President Donald Trump’s first formal remarks since the targeted killing of Iranian General Qassem Soleimani underscored the strange reality of the moment’s crisis: After a chaotic and often terrifying week, it’s not clear that anything has changed.
“As long as I’m president of the United States, Iran will never be allowed to have a nuclear weapon,” Trump said today before he’d even offered a “good morning” to an audience at the White House. But he didn’t offer a plan for how he would keep that promise.
“Iran appears to be standing down, which is a good thing for all parties concerned and a very good thing for the world,” the president also said. It is a good thing, and dire predictions of a massive regional war seem (so far) to have been baseless. But Soleimani’s death leaves the same stalemate that preceded it.
Removing Soleimani didn’t address the central problem: Trump wants to rein in Iran, but he doesn’t want to fight a hot war to achieve that objective, and he also doesn’t want to negotiate a new nuclear deal that involves significant American concessions.

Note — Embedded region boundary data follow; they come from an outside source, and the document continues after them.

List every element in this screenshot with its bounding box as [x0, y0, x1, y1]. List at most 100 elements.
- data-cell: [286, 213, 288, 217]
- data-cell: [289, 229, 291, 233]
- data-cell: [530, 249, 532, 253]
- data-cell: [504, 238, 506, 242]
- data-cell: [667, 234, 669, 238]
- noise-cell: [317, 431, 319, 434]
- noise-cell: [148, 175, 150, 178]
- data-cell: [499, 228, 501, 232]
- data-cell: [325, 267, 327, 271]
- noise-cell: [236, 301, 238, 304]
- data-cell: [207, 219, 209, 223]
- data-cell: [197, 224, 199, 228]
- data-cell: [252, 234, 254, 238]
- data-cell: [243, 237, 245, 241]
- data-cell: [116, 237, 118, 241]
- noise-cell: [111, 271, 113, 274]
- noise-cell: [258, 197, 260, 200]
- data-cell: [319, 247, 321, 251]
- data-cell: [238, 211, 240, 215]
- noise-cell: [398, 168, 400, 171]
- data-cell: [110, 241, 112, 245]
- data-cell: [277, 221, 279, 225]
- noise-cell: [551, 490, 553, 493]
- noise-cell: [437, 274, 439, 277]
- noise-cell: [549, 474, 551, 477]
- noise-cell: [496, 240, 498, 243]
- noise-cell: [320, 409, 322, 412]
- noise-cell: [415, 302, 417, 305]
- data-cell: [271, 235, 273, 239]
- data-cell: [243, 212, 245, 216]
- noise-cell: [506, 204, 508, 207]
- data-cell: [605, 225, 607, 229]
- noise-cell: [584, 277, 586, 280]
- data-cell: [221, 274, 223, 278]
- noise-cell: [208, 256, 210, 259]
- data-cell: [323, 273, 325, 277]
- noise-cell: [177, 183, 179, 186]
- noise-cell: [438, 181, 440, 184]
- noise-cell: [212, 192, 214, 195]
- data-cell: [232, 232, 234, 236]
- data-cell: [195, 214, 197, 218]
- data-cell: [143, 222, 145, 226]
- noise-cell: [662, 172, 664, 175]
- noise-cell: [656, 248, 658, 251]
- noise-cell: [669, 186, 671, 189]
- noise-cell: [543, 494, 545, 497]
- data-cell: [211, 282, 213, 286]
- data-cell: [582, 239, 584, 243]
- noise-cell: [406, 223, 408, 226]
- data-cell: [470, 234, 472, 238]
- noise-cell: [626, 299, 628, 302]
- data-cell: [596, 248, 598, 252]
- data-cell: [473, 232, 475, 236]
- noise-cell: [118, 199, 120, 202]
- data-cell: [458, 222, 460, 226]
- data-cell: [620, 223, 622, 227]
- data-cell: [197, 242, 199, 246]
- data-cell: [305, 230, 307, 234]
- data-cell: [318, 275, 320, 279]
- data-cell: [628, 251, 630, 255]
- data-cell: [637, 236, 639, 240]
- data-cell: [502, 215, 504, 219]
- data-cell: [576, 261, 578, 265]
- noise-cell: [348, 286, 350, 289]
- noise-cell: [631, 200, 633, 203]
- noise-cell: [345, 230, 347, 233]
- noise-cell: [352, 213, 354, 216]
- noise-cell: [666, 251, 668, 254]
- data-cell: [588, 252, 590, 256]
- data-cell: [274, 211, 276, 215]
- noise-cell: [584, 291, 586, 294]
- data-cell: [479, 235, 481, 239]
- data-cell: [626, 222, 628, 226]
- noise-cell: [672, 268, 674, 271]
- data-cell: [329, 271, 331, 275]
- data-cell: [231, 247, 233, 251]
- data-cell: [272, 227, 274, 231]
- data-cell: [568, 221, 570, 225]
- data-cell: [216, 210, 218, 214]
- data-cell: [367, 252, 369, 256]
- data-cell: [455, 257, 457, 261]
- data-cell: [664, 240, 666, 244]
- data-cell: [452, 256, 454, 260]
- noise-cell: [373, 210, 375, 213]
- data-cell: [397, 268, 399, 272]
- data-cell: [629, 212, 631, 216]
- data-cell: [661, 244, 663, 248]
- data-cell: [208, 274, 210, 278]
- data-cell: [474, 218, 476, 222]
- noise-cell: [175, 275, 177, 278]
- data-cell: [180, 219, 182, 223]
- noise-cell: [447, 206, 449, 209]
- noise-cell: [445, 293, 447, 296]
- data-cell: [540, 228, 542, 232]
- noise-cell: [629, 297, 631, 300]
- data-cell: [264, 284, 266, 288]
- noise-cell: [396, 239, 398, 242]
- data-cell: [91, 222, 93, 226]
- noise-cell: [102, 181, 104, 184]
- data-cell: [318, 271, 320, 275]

In a disturbing spectacle of the type that is characteristic of the Trump administration, Trump used the top generals in the Army and Marines, positioned behind him, as props for a political broadside. The president lambasted his predecessor, Barack Obama, for signing a “foolish” deal with Iran in 2015. Trump placed special emphasis on money that the U.S. released to Iran as part of the agreement, which limited Iran’s ability to enrich uranium.